Apple has officially issued a statement regarding the iPhone 6 bending controversy saying the issue is rare during real world use and that it’s only received complaints from 9 customers (via CNBC). Apple adds, according to the reports, that the “new iPhones feature steel/titanium inserts to reinforce stress locations and use the strongest glass in the industry.” Apple also commented that bending is “extremely rare” during normal use and that it performs a number of strength and durability tests (as you’d expect) before it ships new devices (via WSJ):
Since going on sale Friday, Apple said only nine customers have contacted the company about a bent iPhone 6 Plus—the larger and more expensive of its two new iPhones.
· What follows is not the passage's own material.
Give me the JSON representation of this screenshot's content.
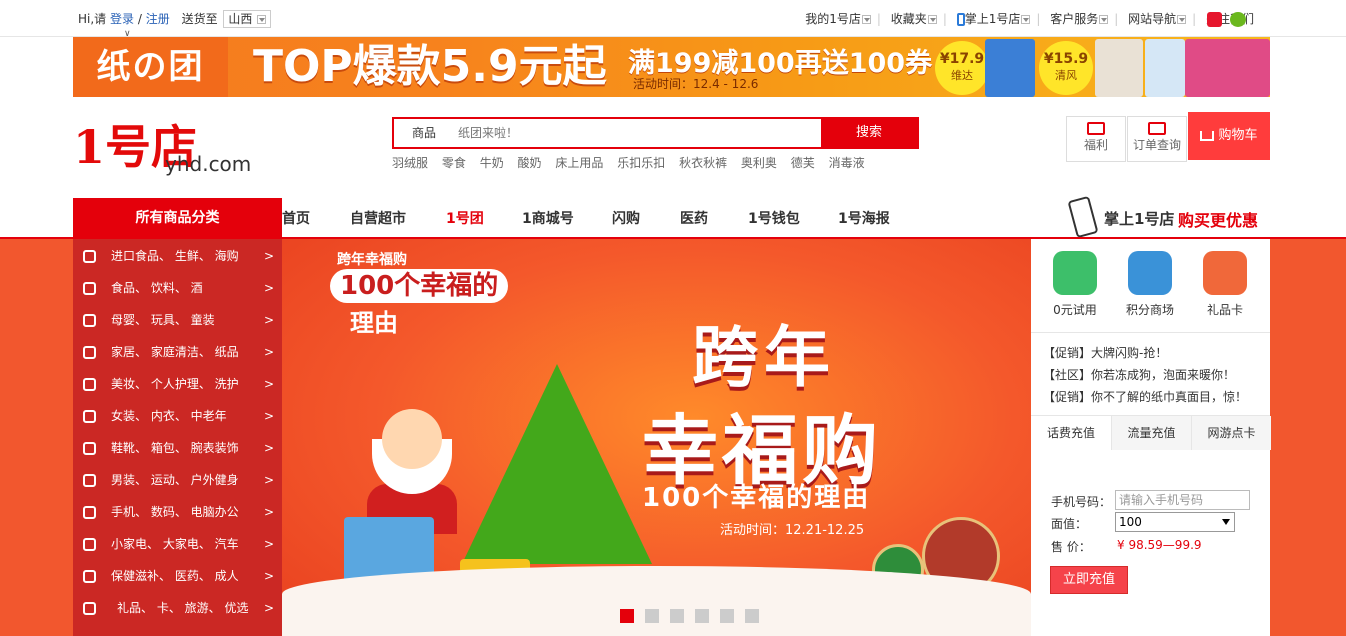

Apple said both the iPhone 6 and iPhone 6 Plus passed a series of tests meant to check the products’ strength and durability to withstand every day, real-life use.
Like a lot of people, I have a bent iPhone 6 Plus. It’s almost imperceptible, but it’s there: a slight warp right at the buttons on the side. Put the phone screen down on a table, and it wobbles. I haven’t purposefully bent it and I don’t recall sitting on it (but I probably have). So why is this one bending? I have a theory: It might have something to do with it being both very thin and very big and made of aluminum. The Samsung Galaxy Note3 is big, but it’s also 4 mm thicker than the iPhone 6 Plus and doesn’t have an aluminum back that, when bent, stays bent. You don’t hear about big Android phones bending because they are either too thick, or made out of plastic. That’s my theory, anyway.